At 80, Virginia Foxx acts childish in Congress. Does the GOP have any grown-ups? | Opinion
Virginia Foxx wants you to shut your mouth — and your brain — unless it meets the narrow-minded standard she and other House Republicans gleefully demonstrated this week before settling on an anti-democratic House speaker who would ban abortion and same-sex marriage outright if given the chance.
Foxx, who represents North Carolina in Congress, wants you to be as ignorant and as unconcerned about the health of this democracy as she is. An outburst by Foxx this week continued an ugly streak of high-profile legislators from the Carolinas caught on camera proudly saying stupid or immoral things.
Tim Scott, the junior senator from South Carolina, took to the Republican primary debate stage and bizarrely suggested that Black people had it harder under Great Society programs than slavery. Lindsey Graham, the senior senator from South Carolina, took to Fox News and called for the wiping out of an entire people, a population of more than two million, half of whom are children.
I guess Foxx, who represents the 5th District of North Carolina, didn’t want to be left out, wanted to prove she could look and sound as idiotic as the gentleman south of the Tar Heel border.
“Mr. Johnson, you helped lead the effort to overturn the 2020 election results,” ABC News’s Rachel Scott began asking Rep. Mike Johnson of Louisiana at a press conference during the GOP’s seemingly never-ending debate about who would become the next Speaker of the House. Johnson was elected speaker on Wednesday.
“Do you stand by…” Scott continued but was interrupted by an outburst of childish boos from people that voters inexplicably sent to Washington to guide the most-prosperous nation on Earth.
“No! Shut up!” Foxx shouted. “Shut up!”
Foxx has lived for nearly eight decades but she behaved like an 8-year-old on the national stage.
We are not sending our best to represent our interests, or to even uphold our democracy. Instead, we are repeatedly electing people like Scott and Graham and Foxx.

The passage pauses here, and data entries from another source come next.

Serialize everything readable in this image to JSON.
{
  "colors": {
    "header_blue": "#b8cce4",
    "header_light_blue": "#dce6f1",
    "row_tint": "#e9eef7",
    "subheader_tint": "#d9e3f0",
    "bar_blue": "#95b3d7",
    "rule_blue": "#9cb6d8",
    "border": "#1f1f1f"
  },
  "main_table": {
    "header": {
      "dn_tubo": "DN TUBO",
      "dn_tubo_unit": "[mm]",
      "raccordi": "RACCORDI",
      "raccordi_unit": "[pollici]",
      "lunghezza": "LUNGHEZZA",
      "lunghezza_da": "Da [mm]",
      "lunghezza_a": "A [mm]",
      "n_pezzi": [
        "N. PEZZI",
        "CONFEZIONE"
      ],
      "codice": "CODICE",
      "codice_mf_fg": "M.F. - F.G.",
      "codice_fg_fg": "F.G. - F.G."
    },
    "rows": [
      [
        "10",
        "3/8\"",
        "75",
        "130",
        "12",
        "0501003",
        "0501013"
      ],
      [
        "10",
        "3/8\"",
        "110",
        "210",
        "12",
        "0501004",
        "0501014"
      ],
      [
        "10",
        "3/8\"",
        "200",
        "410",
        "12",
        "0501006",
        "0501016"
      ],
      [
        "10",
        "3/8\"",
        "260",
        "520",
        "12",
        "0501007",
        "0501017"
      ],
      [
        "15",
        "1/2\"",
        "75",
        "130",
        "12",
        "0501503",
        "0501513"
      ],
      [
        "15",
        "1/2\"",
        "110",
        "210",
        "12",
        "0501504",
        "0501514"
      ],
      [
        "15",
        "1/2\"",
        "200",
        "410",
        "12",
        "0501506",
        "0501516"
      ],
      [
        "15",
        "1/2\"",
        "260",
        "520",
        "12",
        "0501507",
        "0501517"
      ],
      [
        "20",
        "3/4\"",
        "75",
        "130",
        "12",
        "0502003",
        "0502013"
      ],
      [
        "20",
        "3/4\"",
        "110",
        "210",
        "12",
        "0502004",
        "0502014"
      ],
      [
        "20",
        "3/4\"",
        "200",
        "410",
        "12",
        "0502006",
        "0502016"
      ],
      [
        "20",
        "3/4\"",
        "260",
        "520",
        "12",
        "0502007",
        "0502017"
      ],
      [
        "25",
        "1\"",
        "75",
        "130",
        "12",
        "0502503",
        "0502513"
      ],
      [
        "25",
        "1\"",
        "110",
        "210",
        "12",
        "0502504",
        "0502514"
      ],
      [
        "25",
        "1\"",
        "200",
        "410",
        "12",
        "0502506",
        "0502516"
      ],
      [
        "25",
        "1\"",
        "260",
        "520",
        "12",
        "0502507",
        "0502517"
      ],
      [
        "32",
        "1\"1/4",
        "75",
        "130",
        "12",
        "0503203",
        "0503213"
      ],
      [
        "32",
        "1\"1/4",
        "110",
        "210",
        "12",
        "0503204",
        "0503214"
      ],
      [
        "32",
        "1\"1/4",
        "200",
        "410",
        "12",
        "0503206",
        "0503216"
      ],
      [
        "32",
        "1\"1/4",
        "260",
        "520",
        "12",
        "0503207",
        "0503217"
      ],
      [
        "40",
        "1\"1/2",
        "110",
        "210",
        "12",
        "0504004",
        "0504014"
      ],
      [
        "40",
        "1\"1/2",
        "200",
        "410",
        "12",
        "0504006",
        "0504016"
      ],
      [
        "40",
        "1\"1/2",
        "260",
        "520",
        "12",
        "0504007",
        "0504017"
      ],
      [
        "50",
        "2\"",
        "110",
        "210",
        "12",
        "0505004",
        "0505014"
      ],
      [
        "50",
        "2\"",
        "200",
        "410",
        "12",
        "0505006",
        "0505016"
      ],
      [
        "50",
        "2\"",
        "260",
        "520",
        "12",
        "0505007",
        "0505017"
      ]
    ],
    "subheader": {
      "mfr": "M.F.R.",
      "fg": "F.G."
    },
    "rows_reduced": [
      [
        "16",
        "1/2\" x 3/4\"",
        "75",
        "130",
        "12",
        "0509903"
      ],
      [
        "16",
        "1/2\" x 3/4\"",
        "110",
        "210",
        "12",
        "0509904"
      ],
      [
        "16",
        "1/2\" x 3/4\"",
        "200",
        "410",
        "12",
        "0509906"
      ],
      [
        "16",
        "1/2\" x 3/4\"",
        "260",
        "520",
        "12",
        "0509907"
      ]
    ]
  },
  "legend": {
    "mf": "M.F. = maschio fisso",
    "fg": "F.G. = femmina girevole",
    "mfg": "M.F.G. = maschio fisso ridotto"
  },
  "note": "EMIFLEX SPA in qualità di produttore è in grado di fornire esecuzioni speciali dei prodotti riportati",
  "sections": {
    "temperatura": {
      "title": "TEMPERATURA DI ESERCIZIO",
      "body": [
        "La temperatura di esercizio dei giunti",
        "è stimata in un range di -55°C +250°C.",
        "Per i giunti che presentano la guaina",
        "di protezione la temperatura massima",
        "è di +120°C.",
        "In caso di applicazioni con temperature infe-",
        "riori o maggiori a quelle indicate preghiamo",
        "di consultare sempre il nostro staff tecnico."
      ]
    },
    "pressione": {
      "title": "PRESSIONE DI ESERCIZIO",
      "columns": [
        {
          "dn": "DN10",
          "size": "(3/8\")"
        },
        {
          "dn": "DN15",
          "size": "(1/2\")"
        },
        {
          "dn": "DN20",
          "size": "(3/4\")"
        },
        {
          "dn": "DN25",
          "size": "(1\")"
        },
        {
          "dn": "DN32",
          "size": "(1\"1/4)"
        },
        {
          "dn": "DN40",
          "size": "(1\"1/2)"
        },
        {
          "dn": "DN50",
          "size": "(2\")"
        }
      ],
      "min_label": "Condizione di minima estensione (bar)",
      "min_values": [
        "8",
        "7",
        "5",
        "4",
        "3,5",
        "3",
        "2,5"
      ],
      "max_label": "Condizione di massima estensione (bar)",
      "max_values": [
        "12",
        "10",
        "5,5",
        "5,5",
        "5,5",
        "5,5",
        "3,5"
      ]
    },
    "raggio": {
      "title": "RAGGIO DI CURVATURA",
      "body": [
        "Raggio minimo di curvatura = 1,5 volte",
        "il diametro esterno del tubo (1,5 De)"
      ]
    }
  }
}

While Sen. Scott decided to demean the historical reality of Black people to garner votes for a mostly white-conservative audience and Graham showed no regard for fellow human beings, Foxx scoffed at a central question that goes to the heart of this thing we call a representative democracy.
What would it mean if the next speaker is among those who went out of his way to foster doubt about the 2020 election, the kind of doubt that fueled the hatred and violence we saw on Jan. 6, 2021? Why is one of our major political parties beholden to election deniers, particularly at a tinderbox moment such as this? We are about to find out, given that House Republicans chose Johnson to lead them, and the election denier in chief, Donald Trump, remains the odds-on favorite to capture the Republican presidential nomination for 2024.
If Foxx had any political integrity, or integrity of any kind, she would not have shouted “Shut up!” She would have answered the question. She would have ensured the American public that she would support no one for House speaker, or any other position, if they did not support basic democratic norms, such as respecting the nonviolent transfer of power even when your preferred candidate loses. Instead, she joined in with fellow Republicans hissing, booing and unleashing childlike taunts.
But that’s not really surprising. Her party has been busy trying to craft a political map in North Carolina that would all but guarantee Republicans would retain a stranglehold on power in the state even if they can’t convince a majority of us to vote for them.
They treat this precious place like a game, something to toy around with. But there’s nothing funny about what’s happening. We need grownups at the wheel during a time like this. And yet we repeatedly choose overgrown children to lead us.
We need to do better. We must. Our country needs us. We can’t keep failing it.